Enfim, Marcelo Santos e o TCES: tão perto no tempo e no espaço… mas agora tão longe para ele.
O que diz o próprio
O próprio Marcelo Santos refuta qualquer intenção de pleitear a vaga de Sérgio Borges (ou qualquer outra a ser aberta no TCES). Em entrevista ao telejornal EStúdio 360 Segunda Edição na última quinta-feira (2), foi taxativo:
“Não está nos meus planos Tribunal de Contas. Eu abri mão para o governador Renato Casagrande quando eu tinha um número maior de assinaturas, véspera da eleição para ocupar esse cargo no Tribunal de Contas [o de Valci Ferreira, em fevereiro de 2019], demonstrando para ele um gesto, porque era muito importante para ele indicar a vaga que era da Assembleia. E além disso convenci os meus colegas a apoiarem para a vaga o conselheiro que ele indicou, [Luiz Carlos] Ciciliotti, um grande amigo e um grande técnico que está lá naquela Corte. Não tenho mais essa intenção. Já anunciei isso à imprensa, aos meus colegas, aos meus parceiros.”
Marcelo reafirmou o que declarou em primeira mão à coluna em novembro passado:
“Fizemos um planejamento estratégico. Meu caminho, depois de concluir os quatro anos deste mandato iniciado ontem, é Brasília. É ser candidato a deputado federal [em 2026].”
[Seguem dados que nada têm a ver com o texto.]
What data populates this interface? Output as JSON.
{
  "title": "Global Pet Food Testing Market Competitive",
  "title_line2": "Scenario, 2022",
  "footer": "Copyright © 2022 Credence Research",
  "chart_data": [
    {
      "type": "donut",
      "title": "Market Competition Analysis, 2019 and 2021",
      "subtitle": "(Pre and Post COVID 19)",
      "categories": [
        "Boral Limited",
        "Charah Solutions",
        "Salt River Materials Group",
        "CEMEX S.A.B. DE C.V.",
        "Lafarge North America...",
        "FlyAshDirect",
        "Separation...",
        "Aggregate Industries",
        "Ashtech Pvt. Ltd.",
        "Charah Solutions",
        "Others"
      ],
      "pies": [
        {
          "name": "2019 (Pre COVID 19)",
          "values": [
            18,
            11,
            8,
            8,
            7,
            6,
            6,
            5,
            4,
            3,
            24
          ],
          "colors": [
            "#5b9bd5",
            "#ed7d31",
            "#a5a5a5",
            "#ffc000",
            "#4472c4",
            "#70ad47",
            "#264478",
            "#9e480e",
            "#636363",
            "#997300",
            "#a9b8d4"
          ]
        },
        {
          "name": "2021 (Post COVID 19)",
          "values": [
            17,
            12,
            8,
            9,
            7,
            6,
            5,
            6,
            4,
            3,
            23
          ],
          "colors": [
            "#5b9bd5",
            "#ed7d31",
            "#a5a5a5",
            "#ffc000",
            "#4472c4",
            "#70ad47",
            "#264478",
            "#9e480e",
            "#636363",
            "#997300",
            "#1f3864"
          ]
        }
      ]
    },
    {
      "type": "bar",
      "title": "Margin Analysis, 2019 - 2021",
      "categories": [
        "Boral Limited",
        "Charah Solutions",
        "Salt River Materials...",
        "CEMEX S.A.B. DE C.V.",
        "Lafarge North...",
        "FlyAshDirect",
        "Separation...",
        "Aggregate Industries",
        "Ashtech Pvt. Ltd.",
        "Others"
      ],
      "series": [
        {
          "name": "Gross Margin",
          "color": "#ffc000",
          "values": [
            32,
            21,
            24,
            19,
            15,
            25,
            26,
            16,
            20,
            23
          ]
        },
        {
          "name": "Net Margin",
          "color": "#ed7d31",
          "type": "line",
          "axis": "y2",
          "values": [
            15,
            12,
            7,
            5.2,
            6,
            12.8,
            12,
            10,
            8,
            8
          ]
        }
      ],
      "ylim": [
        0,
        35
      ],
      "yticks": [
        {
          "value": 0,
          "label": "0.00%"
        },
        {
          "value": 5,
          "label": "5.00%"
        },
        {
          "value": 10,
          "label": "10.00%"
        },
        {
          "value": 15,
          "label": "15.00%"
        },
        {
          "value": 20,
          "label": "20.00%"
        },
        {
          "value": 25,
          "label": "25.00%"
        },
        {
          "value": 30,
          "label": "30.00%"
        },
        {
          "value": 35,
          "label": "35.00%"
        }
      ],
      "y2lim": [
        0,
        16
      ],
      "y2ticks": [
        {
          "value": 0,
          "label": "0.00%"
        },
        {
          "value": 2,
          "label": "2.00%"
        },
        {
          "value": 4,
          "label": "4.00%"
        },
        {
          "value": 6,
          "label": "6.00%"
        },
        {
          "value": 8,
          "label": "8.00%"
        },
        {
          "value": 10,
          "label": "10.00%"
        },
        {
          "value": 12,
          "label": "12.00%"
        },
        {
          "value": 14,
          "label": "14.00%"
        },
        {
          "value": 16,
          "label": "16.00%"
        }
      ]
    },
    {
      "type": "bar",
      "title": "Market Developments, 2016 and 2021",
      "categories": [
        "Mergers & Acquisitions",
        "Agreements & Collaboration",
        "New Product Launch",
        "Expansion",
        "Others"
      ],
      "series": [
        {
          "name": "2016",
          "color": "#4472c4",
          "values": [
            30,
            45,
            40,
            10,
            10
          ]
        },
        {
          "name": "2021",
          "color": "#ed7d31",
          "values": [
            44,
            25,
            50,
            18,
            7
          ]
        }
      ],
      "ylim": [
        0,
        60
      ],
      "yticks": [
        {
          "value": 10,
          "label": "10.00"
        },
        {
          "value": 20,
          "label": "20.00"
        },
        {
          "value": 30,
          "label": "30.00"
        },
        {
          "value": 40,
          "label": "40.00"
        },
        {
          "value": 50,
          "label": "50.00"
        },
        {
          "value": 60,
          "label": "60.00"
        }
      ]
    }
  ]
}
Na véspera, em coletiva de imprensa logo após sua eleição na Assembleia, o novo presidente já afirmara que o TCES está fora dos seus planos. “Nem a vaga de Sérgio Borges nem a de outro conselheiro no futuro?”, perguntei-lhe. Ele deu uma risada e uma resposta engraçada:
“Nem a de Sérgio, nem a de Antônio, nem a de José…”
E saiu caminhando, aos risos, dando por encerrada a entrevista.